In 2011, he told Lifestyle Magazine TV that his iconic bit started when he was called on to the stage and the eponymous host, Ed Sullivan, forgot his name.
“He forgot my name. He couldn’t read the cue card and I pulled a hair from my nose and tears came down and they pushed me on and he says, ‘The Crying Comedian’ and that’s how that happened,” Taylor said.
Throughout the 1970s, he became a household name for his schtick of dousing contestants on Hollywood Squares, The Gong Show and The Match Game in heaps of confetti.
“The greatest joy Rip had in life was from the result of making others laugh. He didn’t have an easy childhood.
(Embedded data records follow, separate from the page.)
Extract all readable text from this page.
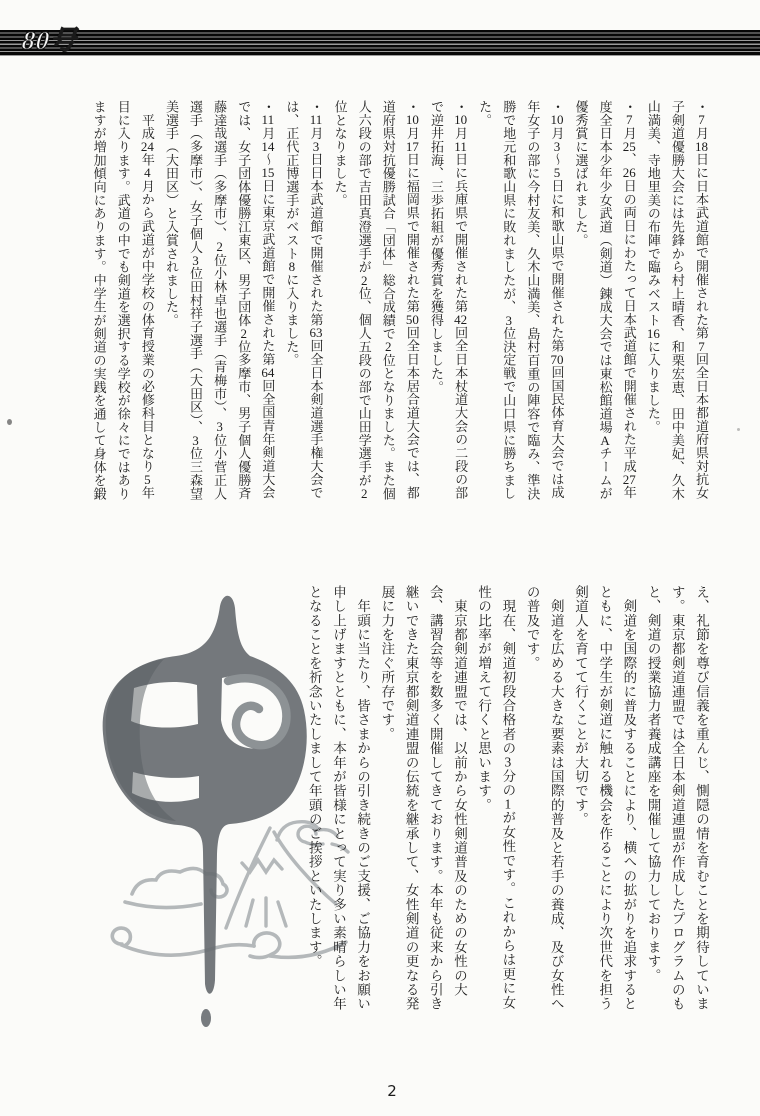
80号

・7月18日に日本武道館で開催された第7回全日本都道府県対抗女子剣道優勝大会には先鋒から村上晴香、和栗宏恵、田中美妃、久木山満美、寺地里美の布陣で臨みベスト16に入りました。

・7月25、26日の両日にわたって日本武道館で開催された平成27年度全日本少年少女武道（剣道）錬成大会では東松館道場Aチームが優秀賞に選ばれました。

・10月3～5日に和歌山県で開催された第70回国民体育大会では成年女子の部に今村友美、久木山満美、島村百重の陣容で臨み、準決勝で地元和歌山県に敗れましたが、3位決定戦で山口県に勝ちました。

・10月11日に兵庫県で開催された第42回全日本杖道大会の二段の部で逆井拓海、三歩拓組が優秀賞を獲得しました。

・10月17日に福岡県で開催された第50回全日本居合道大会では、都道府県対抗優勝試合「団体」総合成績で2位となりました。また個人六段の部で吉田真澄選手が2位、個人五段の部で山田学選手が2位となりました。

・11月3日日本武道館で開催された第63回全日本剣道選手権大会では、正代正博選手がベスト8に入りました。

・11月14～15日に東京武道館で開催された第64回全国青年剣道大会では、女子団体優勝江東区、男子団体2位多摩市、男子個人優勝斉藤達哉選手（多摩市）、2位小林卓也選手（青梅市）、3位小菅正人選手（多摩市）、女子個人3位田村祥子選手（大田区）、3位三森望美選手（大田区）と入賞されました。

　平成24年4月から武道が中学校の体育授業の必修科目となり5年目に入ります。武道の中でも剣道を選択する学校が徐々にではありますが増加傾向にあります。中学生が剣道の実践を通して身体を鍛

え、礼節を尊び信義を重んじ、惻隠の情を育むことを期待しています。東京都剣道連盟では全日本剣道連盟が作成したプログラムのもと、剣道の授業協力者養成講座を開催して協力しております。

　剣道を国際的に普及することにより、横への拡がりを追求するとともに、中学生が剣道に触れる機会を作ることにより次世代を担う剣道人を育てて行くことが大切です。

　剣道を広める大きな要素は国際的普及と若手の養成、及び女性への普及です。

　現在、剣道初段合格者の3分の1が女性です。これからは更に女性の比率が増えて行くと思います。

　東京都剣道連盟では、以前から女性剣道普及のための女性の大会、講習会等を数多く開催してきております。本年も従来から引き継いできた東京都剣道連盟の伝統を継承して、女性剣道の更なる発展に力を注ぐ所存です。

　年頭に当たり、皆さまからの引き続きのご支援、ご協力をお願い申し上げますとともに、本年が皆様にとって実り多い素晴らしい年となることを祈念いたしまして年頭のご挨拶といたします。

2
Abused and bullied, he said he discovered early that they weren’t hitting you if they were laughing,” Boll said.
Tim Long, a longtime writer on The Simpsons, said on Twitter that Taylor was kind and hilarious, but also “a brave spokesperson for survivors of abuse.”
Actress and comedian Sandra Bernhard said one of her first TV appearances was as a contestant on the game show The $1.98 Beauty Show, which Taylor presented.
“He was one of a kind, madcap, unapologetic and damn funny,” she said. “They don’t make ’em like that anymore.”
Later in his career, Taylor was known for playing himself in Wayne’s World 2 and The Simpsons, as well as in several other movies and TV shows.
He is survived by his longtime partner, Robert Fortney.